Ainda assim, Portugal é o quarto país da Europa com mais queijos DOP, depois de Itália, França e Espanha, e estima-se que o valor médio de produção anual ultrapasse os 13 milhões de euros [para um valor total de mercado a rondar os 500 milhões de euros]. São 13 queijos (e um com Indicação Geográfica Protegida, o Mestiço de Tolosa, da região alentejana), fabricados por 100 produtores. A média de produção anual situa-se nas 1302 toneladas e cerca de metade do volume é conseguido pelo Queijo São Jorge.

Ana Soeiro diz que os efeitos destes produtos na gastronomia e no turismo "nunca foram estudados". A fileira produtiva não está unida como a do Comté, que conseguiu "repercutir na cadeia a mais-valia do queijo". Além disso, garante, tem-se assistido ao progressivo abandono de produtores e a alguma adulteração. "O queijo de Niza, por exemplo, só é feito por um produtor. Deixam de fazer estes produtos especiais para fabricar os mais vulgares, mas depois não conseguem competir com os grandes operadores", aponta.

Para Pedro Pimentel, secretário-geral da Associação Nacional dos Industriais de Lacticínios, há um trabalho a fazer na sensibilização dos consumidores. "Ao contrário de outros produtos lácteos, como o iogurte e o leite, onde temos um consumo per capita acima da média, cada português consome por ano cerca de 11 quilos de queijo, por comparação com 25 quilos em França", revela. Há espaço para crescer, mas a valorização dos produtos protegidos não aumenta sem uma alteração de hábitos. "Há que fazer a educação do sabor, e orientar o consumidor para a diversidade. No queijo, é preciso avançar na cadeia de valor", sustenta.

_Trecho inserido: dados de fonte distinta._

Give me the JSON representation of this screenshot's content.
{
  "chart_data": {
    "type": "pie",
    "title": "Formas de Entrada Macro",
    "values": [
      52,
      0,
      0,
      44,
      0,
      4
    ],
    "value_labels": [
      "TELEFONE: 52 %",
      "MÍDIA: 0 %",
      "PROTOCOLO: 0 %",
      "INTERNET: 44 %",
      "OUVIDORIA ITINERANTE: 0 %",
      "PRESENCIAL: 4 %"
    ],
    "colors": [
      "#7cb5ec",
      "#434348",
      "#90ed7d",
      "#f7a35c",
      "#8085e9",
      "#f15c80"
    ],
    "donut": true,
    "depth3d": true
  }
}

Queijo DOP vale 5,6 mil milhões na EU
No espaço europeu, os produtos de Denominação de Origem Protegida (DOP= ou com Indicação Gerográfica Protegida (IGP) valiam, em 2008, 14,5 mil milhões de euros, e o queijo é o que mais contribuiu para esse valor (39%). De acordo com dados de Bruxelas, 8% do queijo produzido na Europa – que vale entre 3 a 4% da produção mundial – é protegido. O grupo de produtos alimentares que ostentam estas classificações inclui carne e produtos feitos à base de carne, cerveja, fruta e vegetais, pastelaria, produtos feitos à base de peixe ou azeite. Os últimos dados disponíveis indicam que as exportações destes alimentos para fora do espaço europeu valem cerca de 700 milhões de euros. A Comissão Europeia definiu e regulamentou os registos DOP e IGP em 1992.